McGill University's position in Montréal creates a distinctive STEM environment: one of Canada's top research universities operating in a bilingual city that is simultaneously a North American technology hub and a European-influenced cultural center. The combination is more than aesthetic — it means that McGill's research programs connect to both the English-speaking Canadian STEM ecosystem and to French-language scientific communities in Europe, particularly France, Belgium, and Switzerland.

McGill's Women in Science and Engineering (WISE) club is active across engineering departments. The Faculty of Engineering's Equity, Diversity, and Inclusion office coordinates institutional programming. McGill's physics and chemistry departments have historically strong records of producing women who go on to doctoral programs — partly a function of the department cultures developed under a series of senior women faculty who served as visible role models and active mentors.

The NSERC Chairs for Women in Science and Engineering at McGill (and at Waterloo and Toronto) provide specifically funded faculty positions charged with working on women's participation at the institutional level — making the policy infrastructure visible in the form of specific named faculty whose mandate includes this work.

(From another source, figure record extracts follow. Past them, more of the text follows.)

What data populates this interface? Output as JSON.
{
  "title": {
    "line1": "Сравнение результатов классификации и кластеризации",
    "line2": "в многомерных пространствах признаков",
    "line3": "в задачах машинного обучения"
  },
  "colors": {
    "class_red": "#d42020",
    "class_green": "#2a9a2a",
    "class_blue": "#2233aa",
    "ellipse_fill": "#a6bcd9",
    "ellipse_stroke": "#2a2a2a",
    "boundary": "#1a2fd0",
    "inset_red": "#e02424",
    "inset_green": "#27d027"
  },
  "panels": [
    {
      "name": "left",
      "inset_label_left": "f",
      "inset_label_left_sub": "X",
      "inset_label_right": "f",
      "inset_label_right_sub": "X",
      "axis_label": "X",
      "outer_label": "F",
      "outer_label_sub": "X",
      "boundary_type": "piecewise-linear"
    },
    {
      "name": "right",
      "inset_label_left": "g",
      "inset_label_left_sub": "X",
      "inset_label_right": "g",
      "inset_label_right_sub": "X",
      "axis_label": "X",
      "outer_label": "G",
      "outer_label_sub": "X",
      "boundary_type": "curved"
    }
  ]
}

Additional Canadian Universities Worth Noting

UBC (University of British Columbia) in Vancouver combines strong engineering and sciences with the Pacific Rim connections that make it an interesting choice for women with Asia-Pacific research interests or career goals. The NSERC CWSE Chair at UBC has been particularly active in K-12 outreach. Queen's University, Western University, and Dalhousie each have active women's STEM organizations and participate in the national NSERC CWSE network.

The Canadian government's NSERC Canada Graduate Scholarships page provides current program information and application guidance. The University of Waterloo's Wikipedia article provides a broader overview of the institution's co-op model and engineering programs.

Frequently Asked Questions

What is the NSERC Canada Graduate Scholarship for women in STEM?

NSERC CGS provides $17,500/year (Master's, one year) or $35,000/year (Doctoral, three years) to Canadian students in natural science and engineering graduate programs. Women represent approximately 50–55% of CGS award holders, above their proportion of STEM doctoral enrollment. Applications are through the program's online portal via institutional nomination.

How does Waterloo's co-op model benefit women in engineering and CS?

Waterloo's co-op system provides 4–6 paid work terms (approximately 4 months each) integrated with academic terms throughout the undergraduate degree. For women, this provides employer-recognized industry experience before graduation, professional network development that is independent of demographic factors, and income that partially offsets educational costs. Waterloo co-op employers include the world's major technology companies and Canadian industry.

What is the Vanier Canada Graduate Scholarship?

Canada's most prestigious doctoral fellowship: $50,000/year for three years, open to all disciplines, for doctoral students demonstrating exceptional academic achievement and leadership potential. Applications are nominated by institutions and reviewed by NSERC, SSHRC, or CIHR depending on research area. Women appear among Vanier recipients at rates above their proportion of doctoral enrollment.

Are Canadian universities accessible to international women in STEM?

At the graduate level, yes — Canada's universities actively recruit international doctoral students, and the funding landscape includes some international-eligible scholarships. Tuition for international students is substantially higher than domestic rates; fully funded positions (from research grants) that cover international fees are available but competitive. Contact prospective supervisors directly about funded positions.

What is NSERC's Chairs for Women in Science and Engineering program?

The NSERC CWSE program funds chairs at Canadian universities charged with advancing women's participation in STEM at the institutional and national level. Chairs run programming, outreach, and advocacy and are explicitly mandated to work on increasing women's representation. The program operates across regional networks, with CWSE chairs at most Russell Group-equivalent Canadian research universities.